DecoverAI Blog - Why Document Review Is Still Priced Like It's 2009

When the Model Was Built

Document review pricing was designed in an era when “review” meant a contract attorney clicking through TIFFs in a hosted Concordance database. The infrastructure required to host that data was genuinely expensive: on-premise servers, enterprise SAN storage, dedicated IT staff, and data center real estate that billed at a premium. The labor to review documents was also expensive in a different sense — not because contract attorneys commanded high hourly rates, but because there were a lot of them, working a lot of hours, on a lot of documents. At $35–60/hour for contract review and 50–75 documents per hour per reviewer, the economics of volume review were unavoidably labor-intensive.

The per-GB and per-document pricing model emerged as a rational response to those cost realities. Per-GB pricing was a proxy for infrastructure cost: more data meant more servers, more bandwidth, more storage. Per-document pricing was a proxy for labor cost: more documents meant more reviewer hours, more project management, more QC cycles. The model was not a fiction. It was a reasonably accurate approximation of what it actually cost a national eDiscovery vendor to process, host, and review a set of documents in 2003 or 2007. When the first commercial eDiscovery platforms were being built — Concordance, Summation, early Relativity — Amazon S3 did not exist. The cost structure the vendors were pricing against was real.

Understanding this history matters because it explains why the model has proven so durable. The rates were not arbitrary: they were set to recover real costs, yield a margin, and compete against other vendors doing the same calculation. The problem is not that the model was ever wrong. The problem is that it stopped being right approximately ten to twelve years ago, and the pricing has not moved.

What Changed — And What Didn't

Three things have changed categorically since 2009. The first is storage economics. Amazon S3 Standard currently costs $0.023 per GB per month. Even with the overhead of enterprise data management, access controls, redundancy, and audit logging, a sophisticated SaaS platform cannot credibly argue that the fully-loaded cost of hosting a gigabyte of legal documents runs to $10, $25, or $40 per gigabyte per month. The storage cost that once justified per-GB rates is now essentially zero as a fraction of the rate that vendors continue to charge.

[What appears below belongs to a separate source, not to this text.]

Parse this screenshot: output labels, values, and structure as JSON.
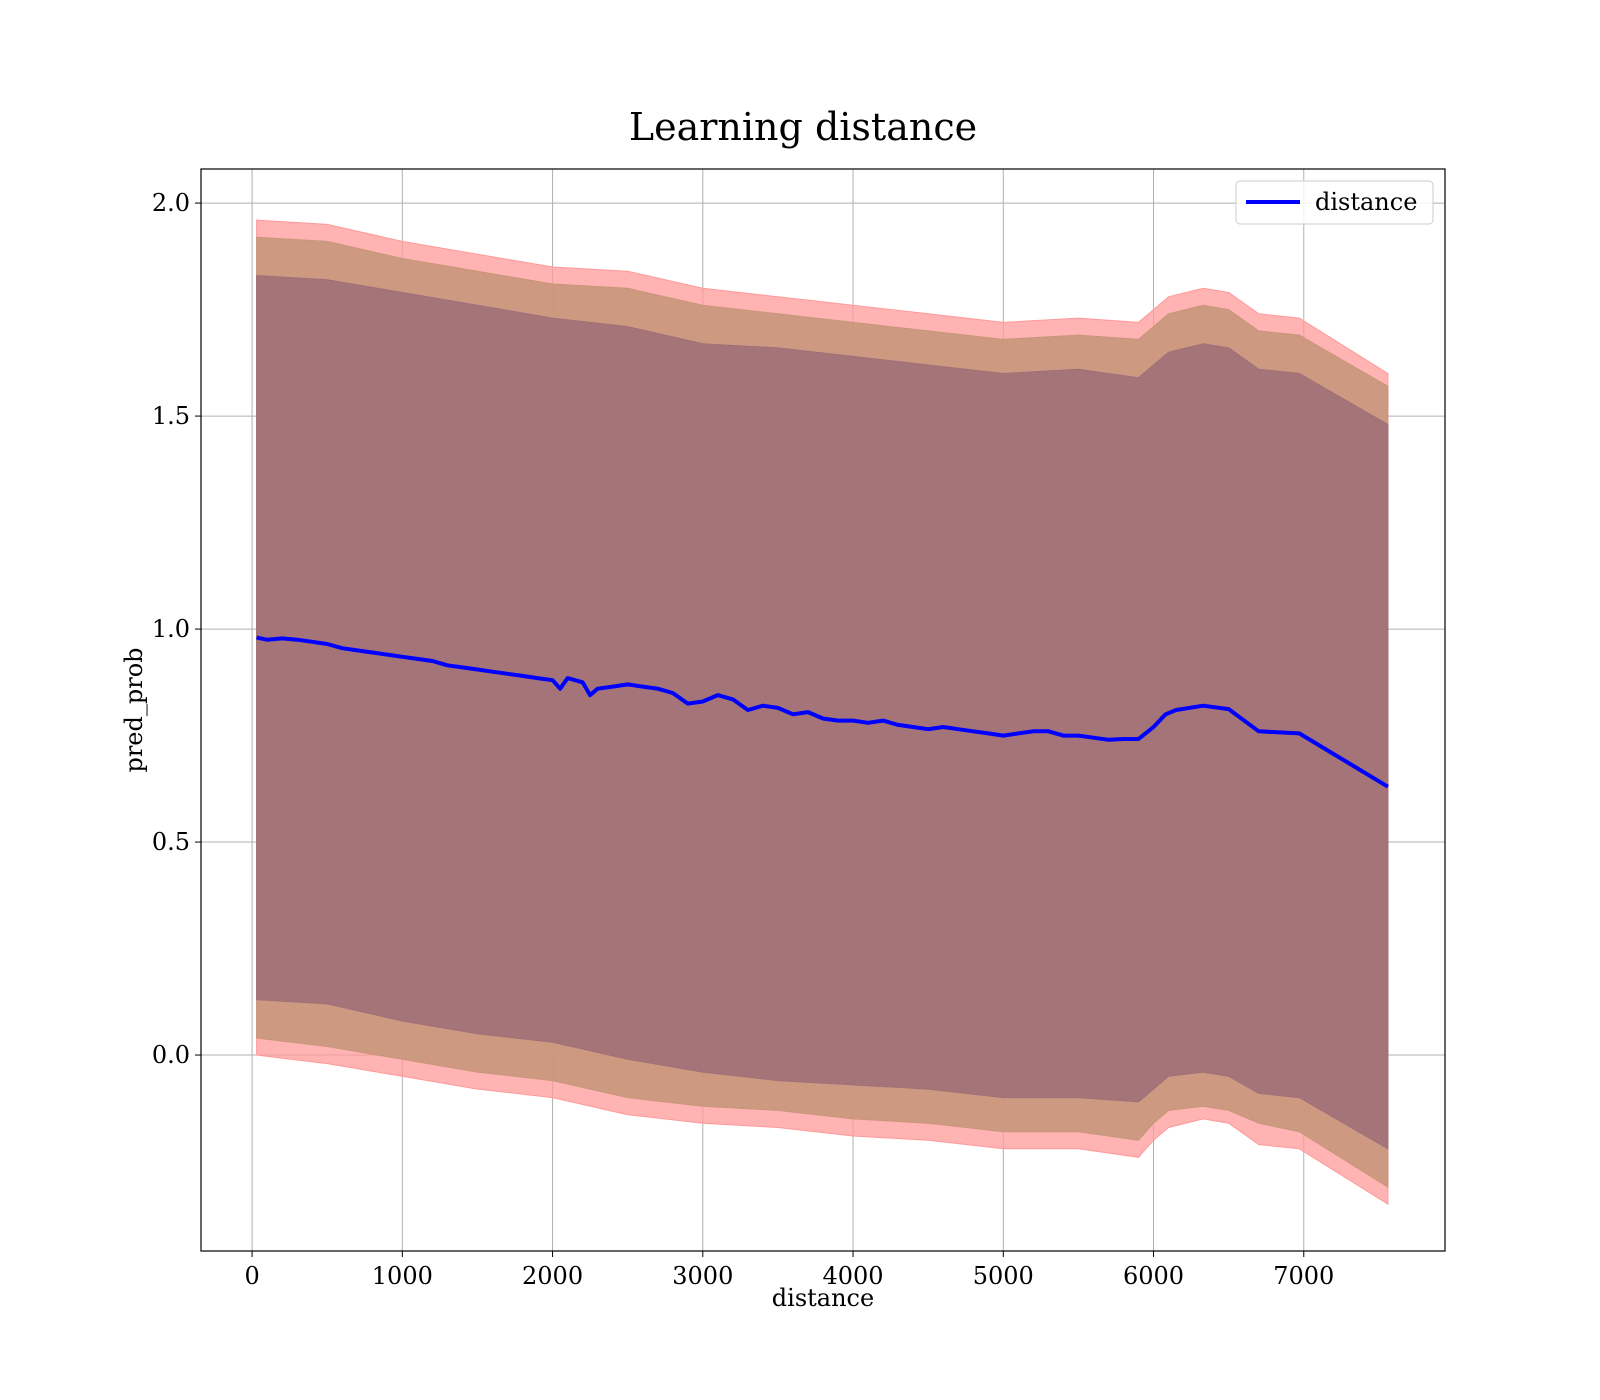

The second change is labor bifurcation. The contract review market has not disappeared — but it has been compressed. Senior associates at AmLaw 100 firms bill $400–900 per hour for judgment-intensive work. Contract reviewers still bill $35–60 per hour for volume review tasks. The middle tier — experienced senior contract reviewers doing complex first-level classification at $80–120 per hour — has thinned substantially. What this means in practice is that the work that per-document pricing was designed to price has become more binary: either it requires a senior attorney (in which case per-document pricing is the wrong unit entirely), or it is volume classification work that AI now performs more accurately and at a cost measured in fractions of a cent per document.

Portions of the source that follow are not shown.